4. Tiki-Boards – Retro-Style & Smooth Cruising

Am besten geeignet für: Leichtwind, Flachwasser, entspanntes Genießen.

Tiki-Boards sind lang, schmal und oft aus Holz oder in klassischer Optik gefertigt. Sie sind für sanftes Gleiten und elegante Kurven gemacht. Ideal für entspannte Sessions, bei denen Flow und Ästhetik wichtiger sind als radikale Tricks.

Vorteile:

  • Gleitet schon bei der kleinsten Brise an.
  • Ruhige, stylische Turns.
  • Besonderer Retro-Look auf dem Wasser.

5. Skimboards – Verspielt und Ungebunden

Am besten geeignet für: Leichtwind-Spaß, Gleichgewichtstraining, Strapless Tricks.

Skimboards sind flach, dünn und meist ohne Finnen oder Schlaufen. Sie machen an Leichtwindtagen im Flachwasser extrem viel Spaß. Es ist das perfekte Tool, um deine Balance zu schulen und spielerisch neue Bewegungsabläufe ohne feste Bindung zum Board zu lernen.

Vorteile:

  • Fördert extrem das Gleichgewicht und Boardgefühl.
  • Viel Spaß bei minimalem Wind in Ufernähe.
  • Ideal für erste Tricks ohne Fußschlaufen.

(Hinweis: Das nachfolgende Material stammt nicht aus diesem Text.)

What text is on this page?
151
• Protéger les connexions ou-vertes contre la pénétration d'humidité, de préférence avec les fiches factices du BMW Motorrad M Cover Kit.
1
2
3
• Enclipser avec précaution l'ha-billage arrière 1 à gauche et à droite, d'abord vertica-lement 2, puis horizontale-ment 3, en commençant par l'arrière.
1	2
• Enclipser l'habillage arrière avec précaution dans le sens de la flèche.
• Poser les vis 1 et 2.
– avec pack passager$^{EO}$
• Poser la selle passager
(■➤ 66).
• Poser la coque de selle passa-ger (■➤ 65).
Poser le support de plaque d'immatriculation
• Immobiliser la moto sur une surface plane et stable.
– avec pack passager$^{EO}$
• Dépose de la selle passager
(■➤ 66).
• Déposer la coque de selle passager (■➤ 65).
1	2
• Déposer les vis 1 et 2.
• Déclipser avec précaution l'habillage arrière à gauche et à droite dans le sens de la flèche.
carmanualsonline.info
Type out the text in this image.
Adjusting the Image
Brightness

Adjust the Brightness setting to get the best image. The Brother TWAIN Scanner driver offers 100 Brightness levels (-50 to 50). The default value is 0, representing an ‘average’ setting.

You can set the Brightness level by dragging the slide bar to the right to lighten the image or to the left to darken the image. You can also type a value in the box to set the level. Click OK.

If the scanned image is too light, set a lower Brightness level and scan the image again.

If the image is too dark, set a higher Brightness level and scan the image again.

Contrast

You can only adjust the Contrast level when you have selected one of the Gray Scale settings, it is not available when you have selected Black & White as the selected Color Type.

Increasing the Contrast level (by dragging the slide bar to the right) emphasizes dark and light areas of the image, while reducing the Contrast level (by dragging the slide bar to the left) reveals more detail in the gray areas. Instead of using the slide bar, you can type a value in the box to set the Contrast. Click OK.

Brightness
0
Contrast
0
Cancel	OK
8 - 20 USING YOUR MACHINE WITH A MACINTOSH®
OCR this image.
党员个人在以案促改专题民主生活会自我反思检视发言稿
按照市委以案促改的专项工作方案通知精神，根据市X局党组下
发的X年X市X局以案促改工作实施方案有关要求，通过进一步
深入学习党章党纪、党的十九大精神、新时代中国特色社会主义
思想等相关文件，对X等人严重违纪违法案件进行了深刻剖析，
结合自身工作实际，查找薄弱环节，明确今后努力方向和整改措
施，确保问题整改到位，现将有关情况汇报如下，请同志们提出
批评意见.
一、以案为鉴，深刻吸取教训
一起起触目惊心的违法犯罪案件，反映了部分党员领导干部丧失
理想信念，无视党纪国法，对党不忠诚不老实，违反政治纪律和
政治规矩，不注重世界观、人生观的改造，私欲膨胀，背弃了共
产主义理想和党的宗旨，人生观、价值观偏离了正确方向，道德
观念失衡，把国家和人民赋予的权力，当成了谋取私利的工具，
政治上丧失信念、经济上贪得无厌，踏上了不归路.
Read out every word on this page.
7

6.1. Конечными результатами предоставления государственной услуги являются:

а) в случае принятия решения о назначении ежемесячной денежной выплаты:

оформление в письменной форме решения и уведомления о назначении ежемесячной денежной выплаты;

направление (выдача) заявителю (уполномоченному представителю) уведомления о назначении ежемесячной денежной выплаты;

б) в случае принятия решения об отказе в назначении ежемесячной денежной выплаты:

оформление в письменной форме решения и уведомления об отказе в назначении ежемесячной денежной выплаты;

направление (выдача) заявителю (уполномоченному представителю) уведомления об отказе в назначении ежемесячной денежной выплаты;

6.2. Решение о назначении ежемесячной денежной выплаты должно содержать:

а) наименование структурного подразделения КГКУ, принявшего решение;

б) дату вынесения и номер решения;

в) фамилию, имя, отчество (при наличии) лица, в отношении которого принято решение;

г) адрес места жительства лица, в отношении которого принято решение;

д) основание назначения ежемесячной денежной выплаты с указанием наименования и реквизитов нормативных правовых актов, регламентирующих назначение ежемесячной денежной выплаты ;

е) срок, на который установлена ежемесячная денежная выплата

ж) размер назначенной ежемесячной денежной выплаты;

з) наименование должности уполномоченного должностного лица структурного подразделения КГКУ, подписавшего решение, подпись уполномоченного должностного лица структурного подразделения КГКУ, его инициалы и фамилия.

Wie du das richtige Board wählst

Deine Entscheidung sollte von folgenden Faktoren abhängen:

  • Erfahrungslevel: Als Anfänger startest du am besten immer mit einem Twintip.
  • Fahrstil: Liebst du Sprünge, Wellen oder das lautlose Schweben?
  • Bedingungen vor Ort: Hast du meist Flachwasser oder offenes Meer mit Wellen?
  • Körpermaße: Dein Gewicht bestimmt die optimale Größe des Boards.

Bei Lost Elementos geben wir dir während unserer Kurse die Möglichkeit, verschiedene Boards zu testen, damit du herausfinden kannst, welcher Stil dich am meisten begeistert.